Sponsored by Hiya — Global Leader in Voice Security and Caller Trust
Overview
In 2030, AI will be embedded in how patients reach care, yet the phone will remain the clinic’s front door. The question is no longer what AI can do, but how it should behave to be trusted in sensitive contexts. Partnering with Hiya, I explored outpatient clinics as a domain to apply its strengths in voice and identity.
Scope
This project had two phases. During the capstone, our team explored how AI could rebuild patient–clinic trust through research and iterative concepts. Afterward, I synthesized the learnings into a set of trust guardrails and a Framework of Trust, creating a transferable model for AI communication beyond healthcare.
Outcome
Designed an AI receptionist and a staff assistant that triage requests, reassure patients, and pass context to maintain clarity, continuity, and trust in patient–staff communication.
My Role
Defined the design vision and alignment strategy to establish how trust should shape human–AI communication, and developed a Framework of Trust to guide AI design across domains.
Team
2 Designers, 1 Researcher
Timeline
Jan – Aug 2025
Platform
Healthcare Communication (Voice AI)
The Solution at a Glance
Case Study Map
Where it Began
Exploring Healthcare as Hiya’s 2030 Entry Point
Reframing where trust matters most
Hiya’s reputation in caller trust and voice security protects millions each year. Building on that base, we reframed the question from what to build next to where trust matters most for voice AI by 2030.
200M+
Active Users
150B+
Calls Analyzed Annually
#1
in Caller Trust
Clinic calls as the first test of care
Outpatient clinics remain phone-first, with 30% of calls for scheduling and no-shows. As care’s first and most emotional touchpoint, they reveal where empathy and accountability slip. With Hiya, we explored how voice AI could rebuild confidence in these moments.
My Role
Framing How AI Builds Trust in 2030 Healthcare
During project: Driving vision and alignment
Led the design vision and alignment for Hiya’s voice-AI exploration in 2030 healthcare, framing future scenarios and prototyping patient–AI–staff handoffs to define how trust should shape human-AI interaction.

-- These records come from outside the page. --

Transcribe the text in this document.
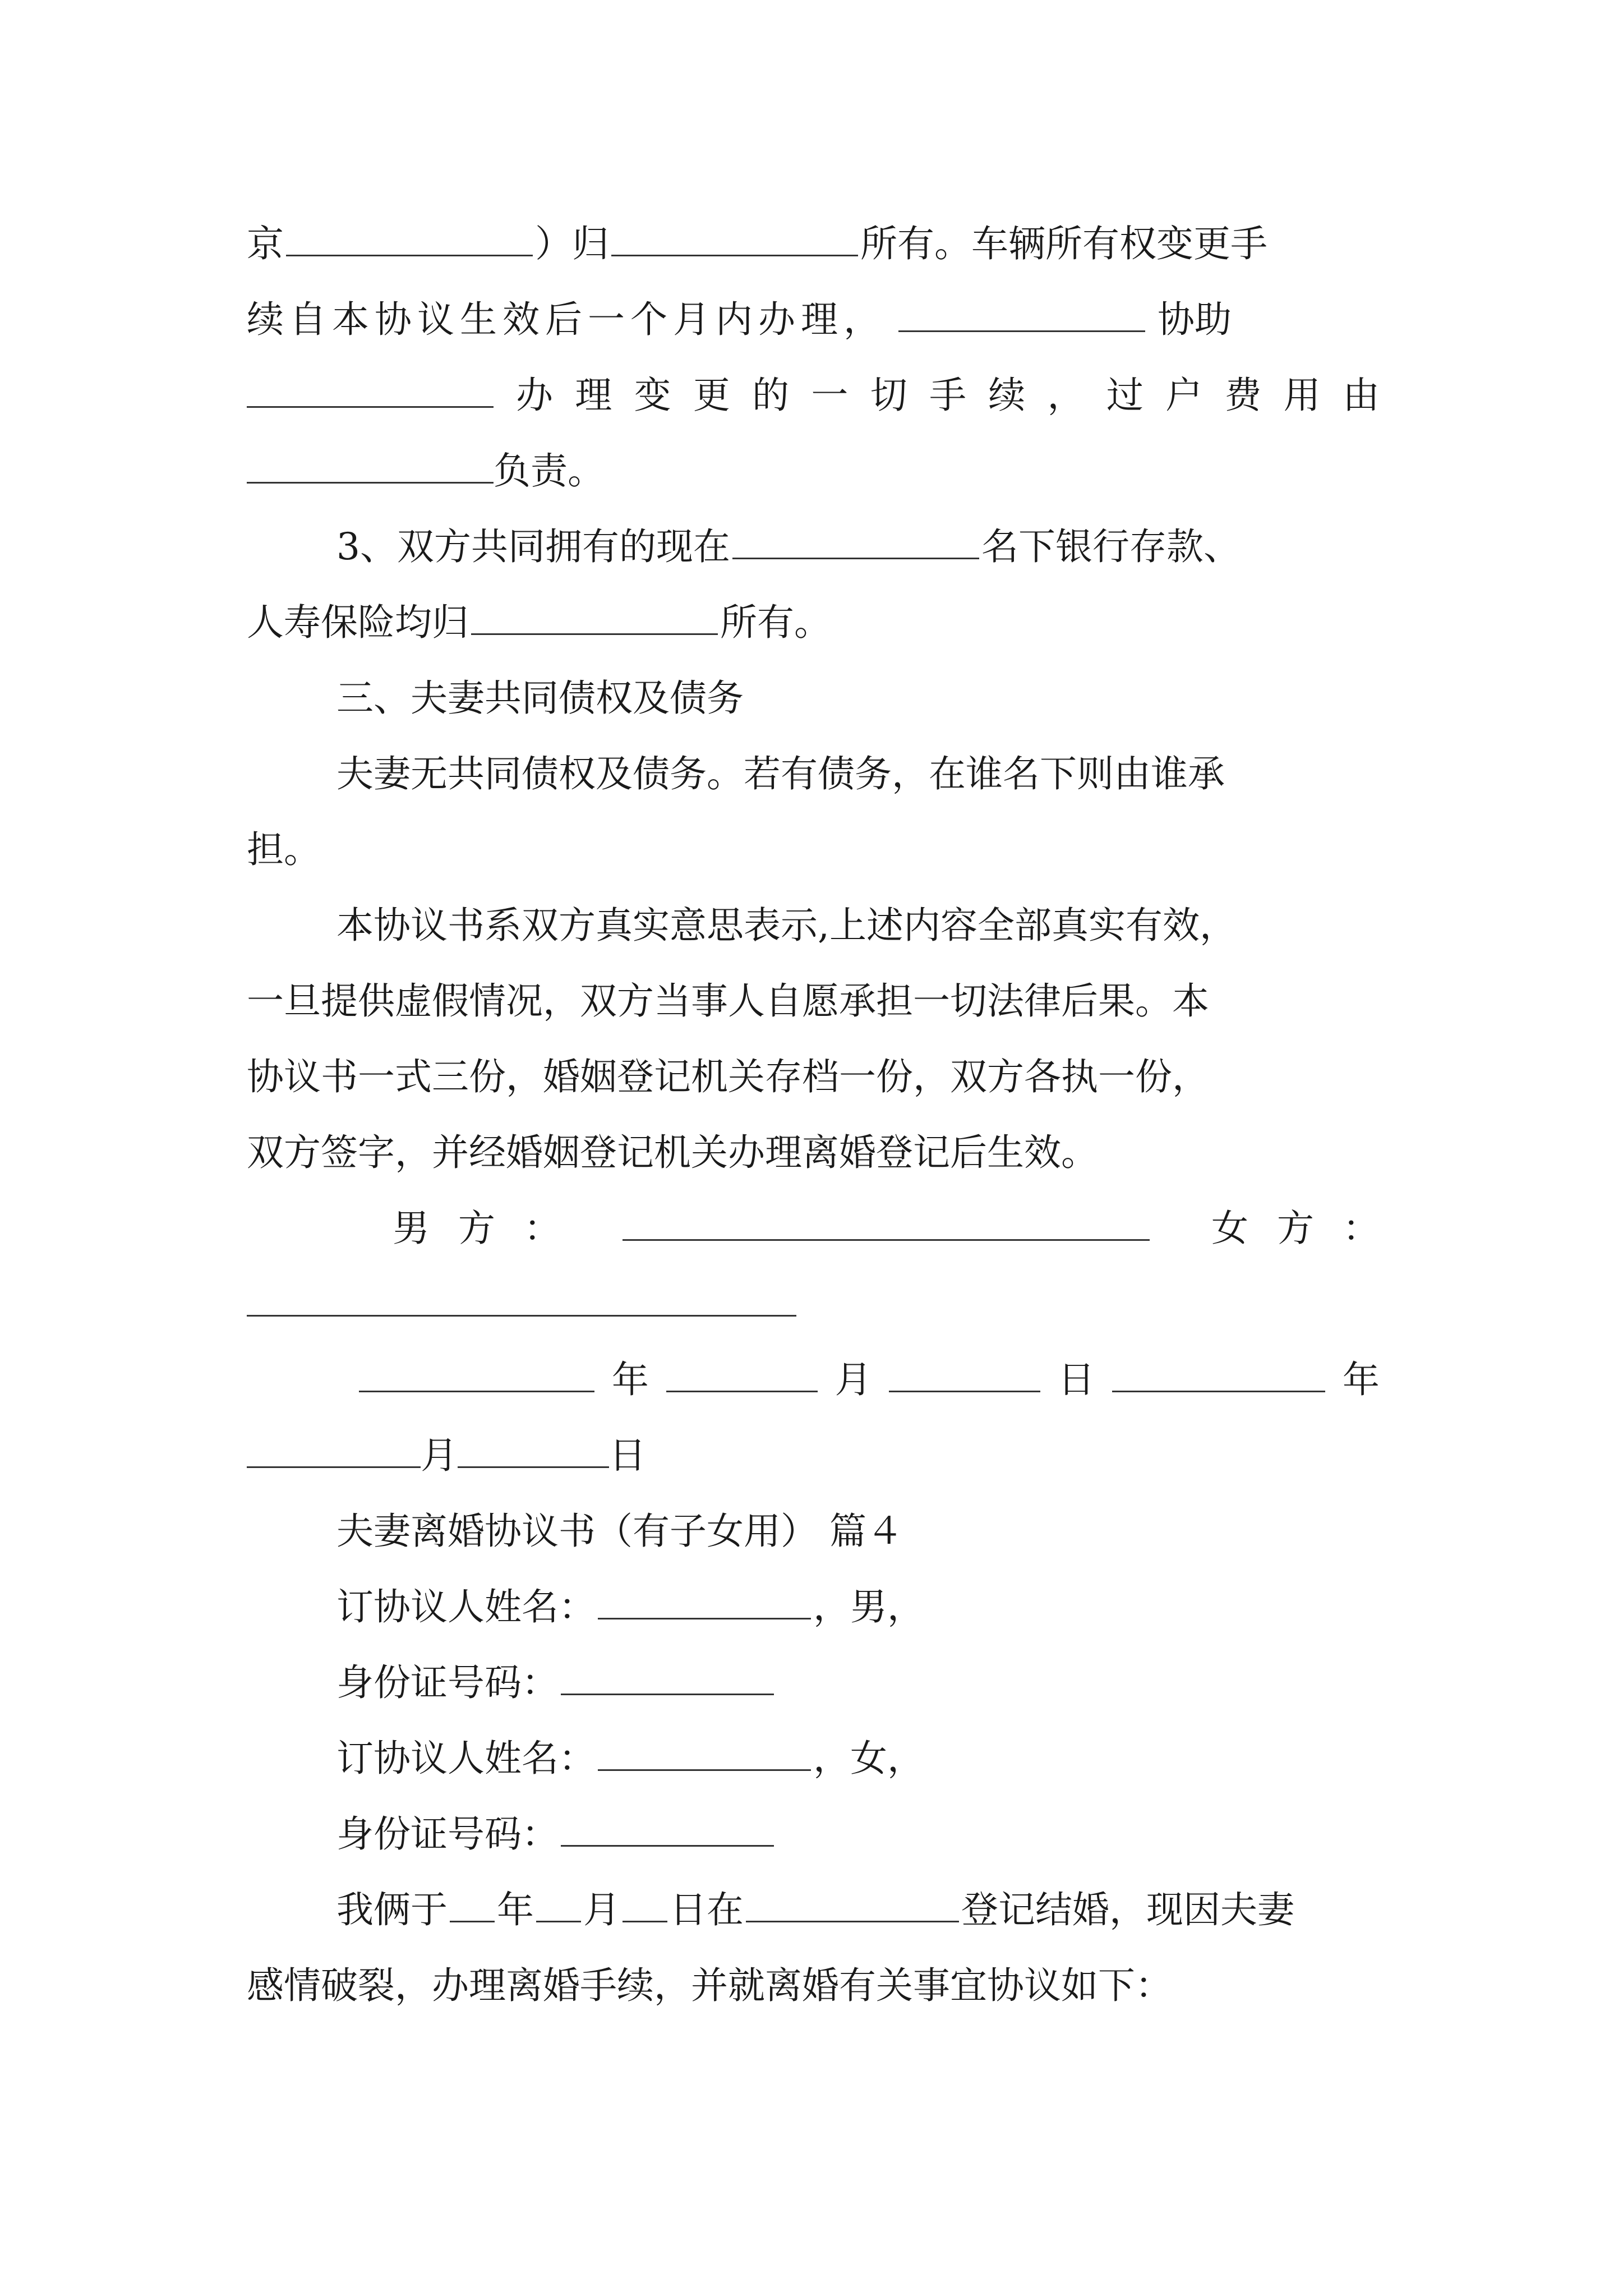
京	）归	所有。车辆所有权变更手
续自本协议生效后一个月内办理，	协助
办 理 变 更 的 一 切 手 续 ， 过 户 费 用 由
负责。
3、双方共同拥有的现在	名下银行存款、
人寿保险均归	所有。
三、夫妻共同债权及债务
夫妻无共同债权及债务。若有债务，在谁名下则由谁承
担。
本协议书系双方真实意思表示,上述内容全部真实有效，
一旦提供虚假情况，双方当事人自愿承担一切法律后果。本
协议书一式三份，婚姻登记机关存档一份，双方各执一份，
双方签字，并经婚姻登记机关办理离婚登记后生效。
男 方 ：	女 方 ：
年	月	日	年
月	日
夫妻离婚协议书（有子女用） 篇４
订协议人姓名：	，男，
身份证号码：
订协议人姓名：	，女，
身份证号码：
我俩于 年 月 日在	登记结婚，现因夫妻
感情破裂，办理离婚手续，并就离婚有关事宜协议如下：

After project: Systematizing trust principles
Extended the project beyond healthcare to transform fragmented insights into a cohesive Framework of Trust that defined principles for clear and confident human-AI communication.

Research
In 2025, patients waited on hold. By 2030, AI takes routine, providers bring reassurance
My Impact
Led tension synthesis to reveal how trust broke across patients and staff.

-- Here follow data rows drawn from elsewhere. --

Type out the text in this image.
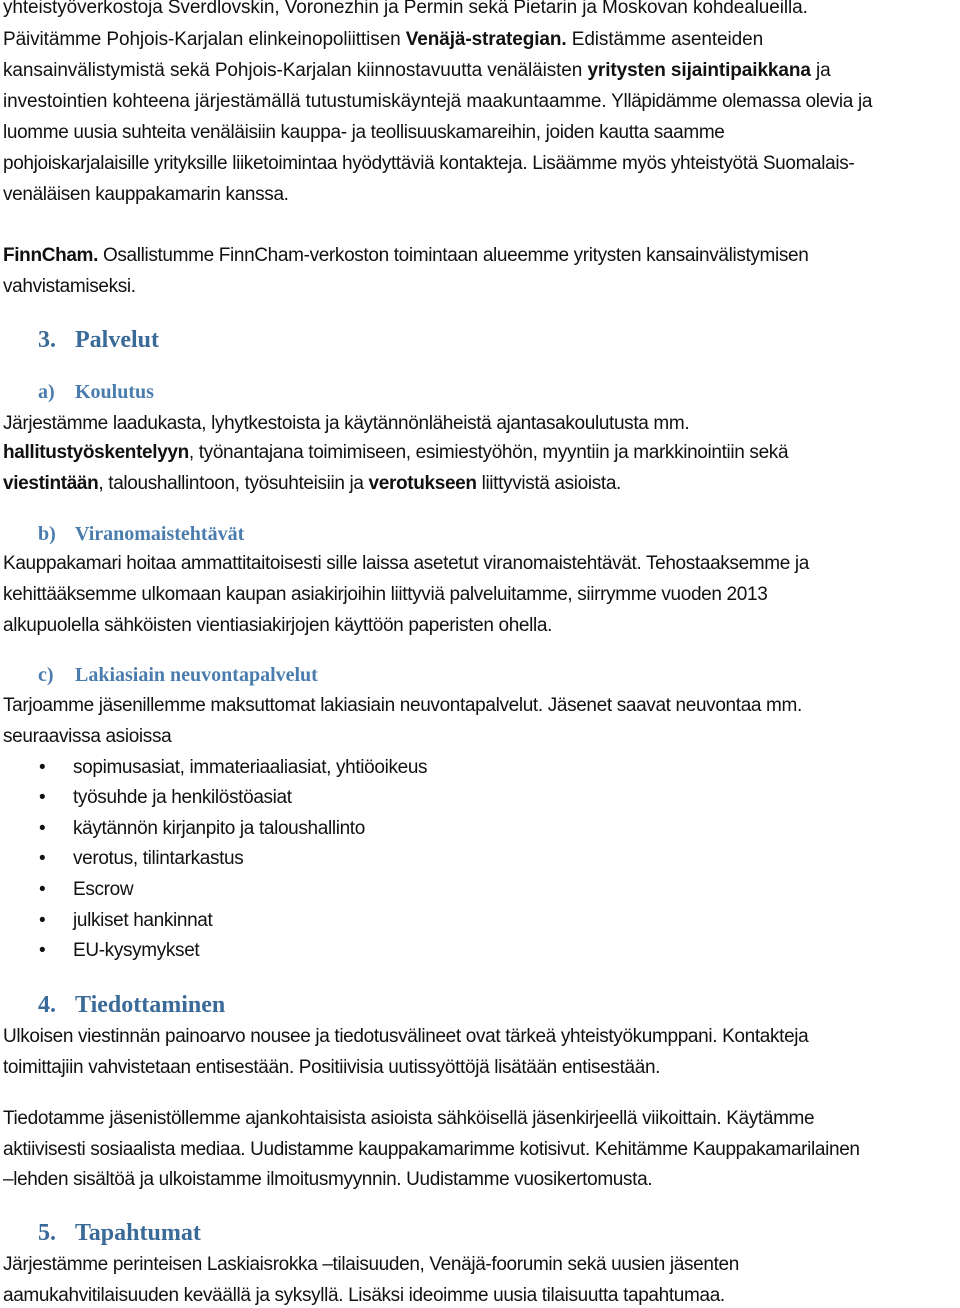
yhteistyöverkostoja Sverdlovskin, Voronezhin ja Permin sekä Pietarin ja Moskovan kohdealueilla.
Päivitämme Pohjois-Karjalan elinkeinopoliittisen Venäjä-strategian. Edistämme asenteiden
kansainvälistymistä sekä Pohjois-Karjalan kiinnostavuutta venäläisten yritysten sijaintipaikkana ja
investointien kohteena järjestämällä tutustumiskäyntejä maakuntaamme. Ylläpidämme olemassa olevia ja
luomme uusia suhteita venäläisiin kauppa- ja teollisuuskamareihin, joiden kautta saamme
pohjoiskarjalaisille yrityksille liiketoimintaa hyödyttäviä kontakteja. Lisäämme myös yhteistyötä Suomalais-
venäläisen kauppakamarin kanssa.
FinnCham. Osallistumme FinnCham-verkoston toimintaan alueemme yritysten kansainvälistymisen
vahvistamiseksi.
3. Palvelut
a) Koulutus
Järjestämme laadukasta, lyhytkestoista ja käytännönläheistä ajantasakoulutusta mm.
hallitustyöskentelyyn, työnantajana toimimiseen, esimiestyöhön, myyntiin ja markkinointiin sekä
viestintään, taloushallintoon, työsuhteisiin ja verotukseen liittyvistä asioista.
b) Viranomaistehtävät
Kauppakamari hoitaa ammattitaitoisesti sille laissa asetetut viranomaistehtävät. Tehostaaksemme ja
kehittääksemme ulkomaan kaupan asiakirjoihin liittyviä palveluitamme, siirrymme vuoden 2013
alkupuolella sähköisten vientiasiakirjojen käyttöön paperisten ohella.
c) Lakiasiain neuvontapalvelut
Tarjoamme jäsenillemme maksuttomat lakiasiain neuvontapalvelut. Jäsenet saavat neuvontaa mm.
seuraavissa asioissa
• sopimusasiat, immateriaaliasiat, yhtiöoikeus
• työsuhde ja henkilöstöasiat
• käytännön kirjanpito ja taloushallinto
• verotus, tilintarkastus
• Escrow
• julkiset hankinnat
• EU-kysymykset
4. Tiedottaminen
Ulkoisen viestinnän painoarvo nousee ja tiedotusvälineet ovat tärkeä yhteistyökumppani. Kontakteja
toimittajiin vahvistetaan entisestään. Positiivisia uutissyöttöjä lisätään entisestään.
Tiedotamme jäsenistöllemme ajankohtaisista asioista sähköisellä jäsenkirjeellä viikoittain. Käytämme
aktiivisesti sosiaalista mediaa. Uudistamme kauppakamarimme kotisivut. Kehitämme Kauppakamarilainen
–lehden sisältöä ja ulkoistamme ilmoitusmyynnin. Uudistamme vuosikertomusta.
5. Tapahtumat
Järjestämme perinteisen Laskiaisrokka –tilaisuuden, Venäjä-foorumin sekä uusien jäsenten
aamukahvitilaisuuden keväällä ja syksyllä. Lisäksi ideoimme uusia tilaisuutta tapahtumaa.
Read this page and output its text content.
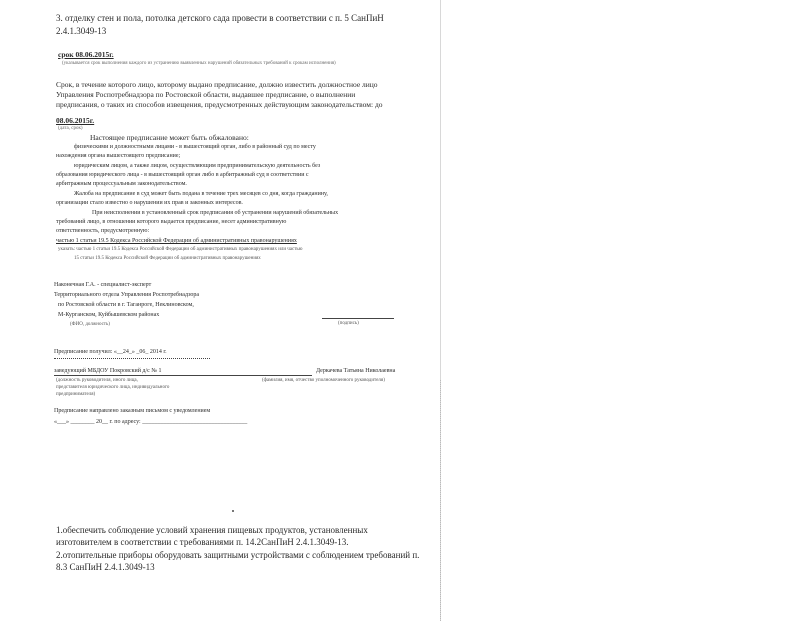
3. отделку стен и пола, потолка детского сада провести в соответствии с п. 5 СанПиН
2.4.1.3049-13
срок 08.06.2015г.
(указывается срок выполнения каждого из устранению выявленных нарушений обязательных требований к срокам исполнения)
Срок, в течение которого лицо, которому выдано предписание, должно известить должностное лицо
Управления Роспотребнадзора по Ростовской области, выдавшее предписание, о выполнении
предписания, о таких из способов извещения, предусмотренных действующим законодательством: до
08.06.2015г.
(дата, срок)
Настоящее предписание может быть обжаловано:
физическими и должностными лицами - в вышестоящий орган, либо в районный суд по месту
нахождения органа вышестоящего предписание;
юридическим лицом, а также лицом, осуществляющим предпринимательскую деятельность без
образования юридического лица - в вышестоящий орган либо в арбитражный суд в соответствии с
арбитражным процессуальным законодательством.
Жалоба на предписание в суд может быть подана в течение трех месяцев со дня, когда гражданину,
организации стало известно о нарушении их прав и законных интересов.
При неисполнении в установленный срок предписания об устранении нарушений обязательных
требований лицо, в отношении которого выдается предписание, несет административную
ответственность, предусмотренную:
частью 1 статьи 19.5 Кодекса Российской Федерации об административных правонарушениях
указать: частью 1 статьи 19.5 Кодекса Российской Федерации об административных правонарушениях или частью
15 статьи 19.5 Кодекса Российской Федерации об административных правонарушениях
Наконечная Г.А. - специалист-эксперт
Территориального отдела Управления Роспотребнадзора
по Ростовской области в г. Таганроге, Неклиновском,
М-Курганском, Куйбышевском районах
(ФИО, должность)	(подпись)
Предписание получил: «__24_» _06_ 2014 г.
заведующий МБДОУ Покровский д/с № 1	Деркачева Татьяна Николаевна
(фамилия, имя, отчество уполномоченного руководителя)
(должность руководителя, иного лица,
представителя юридического лица, индивидуального
предпринимателя)
Предписание направлено заказным письмом с уведомлением
«___» ________ 20__ г. по адресу: ___________________________________
1.обеспечить соблюдение условий хранения пищевых продуктов, установленных
изготовителем в соответствии с требованиями п. 14.2СанПиН 2.4.1.3049-13.
2.отопительные приборы оборудовать защитными устройствами с соблюдением требований п.
8.3 СанПиН 2.4.1.3049-13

Framed and ran a workshop that turned tensions into shared focus.
Approach
Uncovering Where Trust Breaks and Why It Matters
We noticed trust often broke not at errors but at moments of silence between patients and staff. Through interviews and workshops, we learned confidence grows when clarity and reassurance move together.
Current Breakdown
2025: Broken Calls, Frayed Connection
We realized breakdowns came not from mistakes but from moments when patients and staff lost each other’s attention. Missed calls and repeated questions showed how small gaps quietly wear down care.
Reach Clinic: Patients on hold, staff overloaded
Patients wait on hold while staff juggle multiple ringing lines and front-desk tasks. Both sides grow anxious as patients feel ignored and staff feel stretched thin.

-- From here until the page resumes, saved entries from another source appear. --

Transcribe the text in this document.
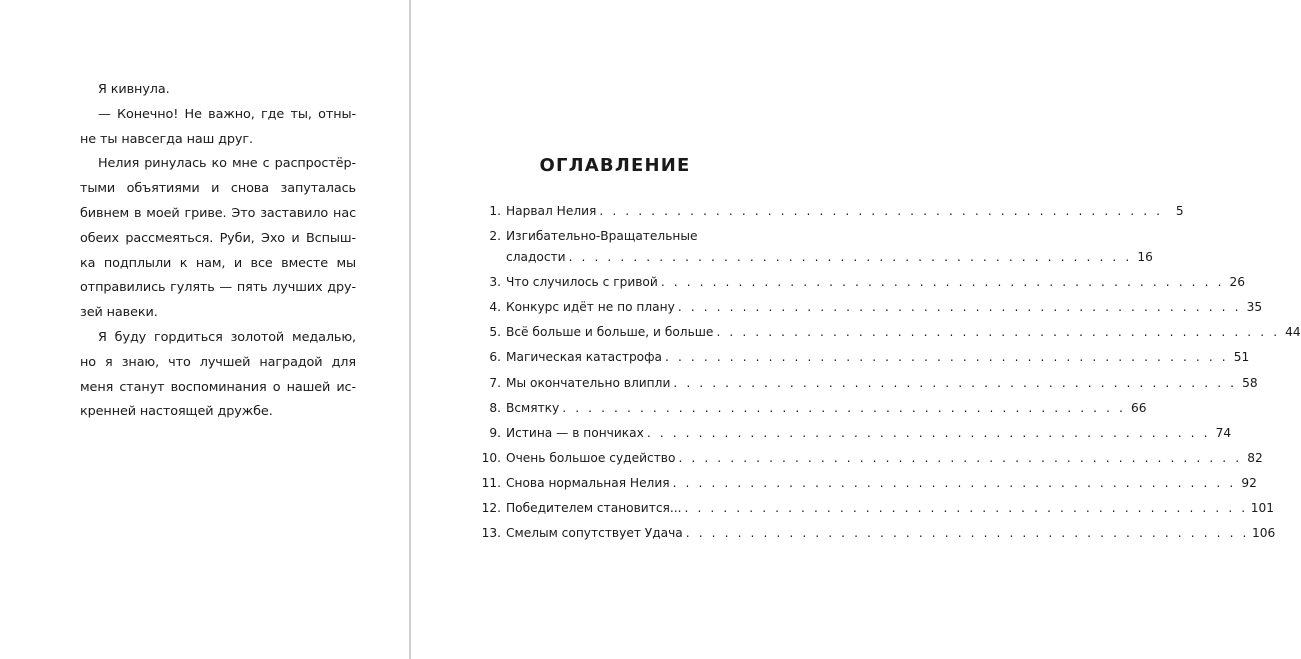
Я кивнула.
— Конечно! Не важно, где ты, отны-
не ты навсегда наш друг.
Нелия ринулась ко мне с распростёр-
тыми объятиями и снова запуталась
бивнем в моей гриве. Это заставило нас
обеих рассмеяться. Руби, Эхо и Вспыш-
ка подплыли к нам, и все вместе мы
отправились гулять — пять лучших дру-
зей навеки.
Я буду гордиться золотой медалью,
но я знаю, что лучшей наградой для
меня станут воспоминания о нашей ис-
кренней настоящей дружбе.
ОГЛАВЛЕНИЕ
1. Нарвал Нелия . . . . . . . . . . . . . . . . . . . . . . . . . . . . . . . . . . . . . . . . . . . .	5
2. Изгибательно-Вращательные
сладости . . . . . . . . . . . . . . . . . . . . . . . . . . . . . . . . . . . . . . . . . . . . 16
3. Что случилось с гривой . . . . . . . . . . . . . . . . . . . . . . . . . . . . . . . . . . . . . . . . . . . . 26
4. Конкурс идёт не по плану . . . . . . . . . . . . . . . . . . . . . . . . . . . . . . . . . . . . . . . . . . . . 35
5. Всё больше и больше, и больше . . . . . . . . . . . . . . . . . . . . . . . . . . . . . . . . . . . . . . . . . . . . 44
6. Магическая катастрофа . . . . . . . . . . . . . . . . . . . . . . . . . . . . . . . . . . . . . . . . . . . . 51
7. Мы окончательно влипли . . . . . . . . . . . . . . . . . . . . . . . . . . . . . . . . . . . . . . . . . . . . 58
8. Всмятку . . . . . . . . . . . . . . . . . . . . . . . . . . . . . . . . . . . . . . . . . . . . 66
9. Истина — в пончиках . . . . . . . . . . . . . . . . . . . . . . . . . . . . . . . . . . . . . . . . . . . . 74
10. Очень большое судейство . . . . . . . . . . . . . . . . . . . . . . . . . . . . . . . . . . . . . . . . . . . . 82
11. Снова нормальная Нелия . . . . . . . . . . . . . . . . . . . . . . . . . . . . . . . . . . . . . . . . . . . . 92
12. Победителем становится... . . . . . . . . . . . . . . . . . . . . . . . . . . . . . . . . . . . . . . . . . . . . 101
13. Смелым сопутствует Удача . . . . . . . . . . . . . . . . . . . . . . . . . . . . . . . . . . . . . . . . . . . . 106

Get in touch: Patients repeat, staff lack context
Patients repeat the same details across calls while staff dig through disconnected records. Context is lost, conversations stall, and neither side feels in sync.
Unanswered concerns: Patients dismissed, staff overloaded
When messages go unanswered, patients lose clarity and confidence while staff under pressure give rushed or vague replies. Speed replaces care and trust slips away.
Key Tensions
Mapping the Boundaries of Human–AI Collaboration
In a workshop with Hiya’s teams, we reframed patient–staff friction into shared human–AI tensions. Everyday misalignments began to trace the deeper boundaries shaping emotion, understanding, and control.
Clarity vs Ambiguity: Confusion breaks credibility
Everyone needed to know who they were talking to and what came next. Patients wanted clear handoffs, staff needed visibility into AI’s role, and Hiya sought clarity without overexplaining.
Reliability vs Fragmentation: Broken systems break confidence
Everyone needed communication to stay consistent and accurate. Patients wanted info to carry over, staff relied on context, and Hiya worked to route the right details to the right person.
Efficiency vs Empathy: Speed challenges sincerity
Everyone wanted faster, more caring communication. Patients expected quick reassurance, staff needed efficient tools that still felt human, and Hiya aimed to prove automation could feel warm.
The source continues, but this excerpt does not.